Gastos com campanha eleitoral devem duplicar


Gastos com campanha eleitoral devem duplicar

Estimativas de candidatos preveem despesa média de R$ 77 para cada voto de eleitor do Distrito Federal

Conseguir vitória nas eleições anda cada vez mais caro. Os gastos da campanha para governador este ano têm tudo para dobrar. Em 2010, as candidaturas tinham custo previsto em R$ 67 milhões. Agora, as projeções oficiais preveem gastos de R$ 143 milhões, que correspondem a R$ 776 por voto brasiliense.

Os valores correspondem às estimativas declaradas ao Tribunal Regional Eleitoral no registro de candidaturas. As cifras podem sofrer variações, já que se trata de limites nos gastos. Além disso, as doações não registradas nas prestações de contas ficam fora da contabilidade.

A previsão de gasto de campanha de Agnelo Queiroz (PT) em 2010 ficou em R$ 35 milhões. Desta vez, estipulou-se teto de R$ 70 milhões, o dobro do valor de quatro anos atrás.

A coligação de Agnelo cresceu e agora ele contará com outros 15 partidos. Nas últimas eleições, eram 11 aliados do PT.

O ex-governador José Roberto Arruda (PR) tentará chegar ao poder novamente com custos estimados em R$ 22 milhões. Ao lado de Arruda, estão PRTB, PMN e DEM.

Menos para o Senado

Foi estipulado pela campanha de Rodrigo Rollemberg (PSB) o limite de R$ 30 milhões em gastos para 2014. Na campanha para o Senado, em 2010, ele projetou R$ 5 milhões. O senador do PSB sairá em campanha ao lado de PDT, PSD e Solidariedade.

O tucano Luiz Pitiman pretende contar com R$ 20 milhões em recursos de campanha.

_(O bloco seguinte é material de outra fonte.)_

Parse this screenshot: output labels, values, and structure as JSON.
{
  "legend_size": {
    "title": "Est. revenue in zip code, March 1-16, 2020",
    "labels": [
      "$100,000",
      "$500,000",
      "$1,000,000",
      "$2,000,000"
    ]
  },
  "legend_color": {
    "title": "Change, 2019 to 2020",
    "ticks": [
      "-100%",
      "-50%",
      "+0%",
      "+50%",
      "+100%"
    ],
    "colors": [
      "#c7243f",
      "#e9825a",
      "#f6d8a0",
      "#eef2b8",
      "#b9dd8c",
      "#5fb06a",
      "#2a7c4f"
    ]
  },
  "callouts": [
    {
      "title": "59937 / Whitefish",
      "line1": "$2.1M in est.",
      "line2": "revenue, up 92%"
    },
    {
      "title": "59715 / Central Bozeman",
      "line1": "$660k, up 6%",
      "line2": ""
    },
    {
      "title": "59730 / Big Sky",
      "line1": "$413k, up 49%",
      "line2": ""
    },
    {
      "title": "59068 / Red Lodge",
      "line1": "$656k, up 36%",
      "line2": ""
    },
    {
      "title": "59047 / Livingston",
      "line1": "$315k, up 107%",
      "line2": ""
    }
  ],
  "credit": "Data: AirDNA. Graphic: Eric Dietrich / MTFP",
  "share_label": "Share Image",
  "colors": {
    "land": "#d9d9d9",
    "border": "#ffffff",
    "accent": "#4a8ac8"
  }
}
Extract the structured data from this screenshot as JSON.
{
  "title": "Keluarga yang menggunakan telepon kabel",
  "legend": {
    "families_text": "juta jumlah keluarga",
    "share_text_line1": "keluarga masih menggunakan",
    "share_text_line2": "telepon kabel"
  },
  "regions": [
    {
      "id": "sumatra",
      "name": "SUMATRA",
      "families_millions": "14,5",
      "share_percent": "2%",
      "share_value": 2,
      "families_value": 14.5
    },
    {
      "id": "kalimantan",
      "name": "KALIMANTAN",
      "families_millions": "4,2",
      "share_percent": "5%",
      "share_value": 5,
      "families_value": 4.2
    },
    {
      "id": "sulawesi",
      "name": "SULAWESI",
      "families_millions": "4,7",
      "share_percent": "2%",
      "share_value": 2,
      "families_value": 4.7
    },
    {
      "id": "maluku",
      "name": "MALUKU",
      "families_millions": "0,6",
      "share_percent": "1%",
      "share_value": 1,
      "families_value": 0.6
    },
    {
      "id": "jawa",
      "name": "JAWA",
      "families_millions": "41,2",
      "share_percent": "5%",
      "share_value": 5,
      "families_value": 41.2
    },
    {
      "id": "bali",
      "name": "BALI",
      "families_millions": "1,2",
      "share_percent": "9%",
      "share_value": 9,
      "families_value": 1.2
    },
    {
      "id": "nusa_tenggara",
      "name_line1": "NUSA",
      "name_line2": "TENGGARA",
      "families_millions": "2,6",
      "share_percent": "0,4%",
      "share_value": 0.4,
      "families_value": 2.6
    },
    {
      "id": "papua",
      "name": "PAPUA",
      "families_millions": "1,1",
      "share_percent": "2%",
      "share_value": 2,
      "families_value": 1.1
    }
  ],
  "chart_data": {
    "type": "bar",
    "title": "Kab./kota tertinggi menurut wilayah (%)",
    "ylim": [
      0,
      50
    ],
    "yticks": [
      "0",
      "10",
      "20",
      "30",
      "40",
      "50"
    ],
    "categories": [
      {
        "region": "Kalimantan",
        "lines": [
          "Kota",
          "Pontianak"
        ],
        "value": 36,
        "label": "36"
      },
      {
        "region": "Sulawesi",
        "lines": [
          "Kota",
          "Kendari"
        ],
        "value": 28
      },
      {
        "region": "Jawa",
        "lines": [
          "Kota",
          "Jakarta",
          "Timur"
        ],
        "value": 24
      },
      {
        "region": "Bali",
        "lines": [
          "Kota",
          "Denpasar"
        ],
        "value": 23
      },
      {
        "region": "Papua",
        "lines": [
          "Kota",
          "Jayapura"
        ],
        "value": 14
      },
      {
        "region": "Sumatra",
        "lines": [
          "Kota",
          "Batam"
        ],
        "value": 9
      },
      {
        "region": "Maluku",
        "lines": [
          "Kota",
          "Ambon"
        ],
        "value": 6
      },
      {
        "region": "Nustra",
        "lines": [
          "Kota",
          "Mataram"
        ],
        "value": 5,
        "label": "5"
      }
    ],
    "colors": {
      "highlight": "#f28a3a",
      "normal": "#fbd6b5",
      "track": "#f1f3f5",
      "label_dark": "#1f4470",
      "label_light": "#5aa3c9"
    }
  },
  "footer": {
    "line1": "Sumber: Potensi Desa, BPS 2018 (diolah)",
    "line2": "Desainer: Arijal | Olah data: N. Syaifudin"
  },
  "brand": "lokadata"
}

O valor é quatro vezes maior do que foi gasto para que o candidato do PSDB fosse eleito deputado federal, até então pelo PMDB.

Quando analisados os gastos de campanha de Toninho do PSOL, os valores estipulados foram os mesmos nas duas eleições, R$ 950 mil. A diferença é que ele estará coligado com PSTU e PCB, formando a Frente de Esquerda.

A candidata do PCO, Percilliane Marrara, deverá ter à sua disposição R$ 50 mil durante a campanha.

Os números de cada um

Agnelo
Gastos de campanha:
R$ 70 milhões
Patrimônio declarado:
R$ 906.583,95

Toninho
Gastos de campanha:
R$ 950.000,00
Patrimônio declarado:
R$ 403.620,49

Arruda
Gastos de campanha:
R$ 22 milhões
Patrimônio declarado:
$ 1.509.296,63

Pitiman
Gastos de campanha:
R$ 20 milhões
Patrimônio declarado:
R$ 2.641.264,00

Rollemberg
Gastos de campanha:
R$ 30 milhões
Patrimônio declarado:
R$ 638.057,36

Pelas declarações, patrimônios caem

O candidato do PT, Agnelo Queiroz, registrou uma diminuição de patrimônio entre 2010 e 2014. Se na eleição de 2010 ele possuía R$ 1,2 milhão em bens, agora ele registrou R$ 906.583,95.

Arruda declarou patrimônio de R$ 1.509.296,63. O ex-governador declarou imóveis, um carro, a participação em uma empresa e aplicações em poupança.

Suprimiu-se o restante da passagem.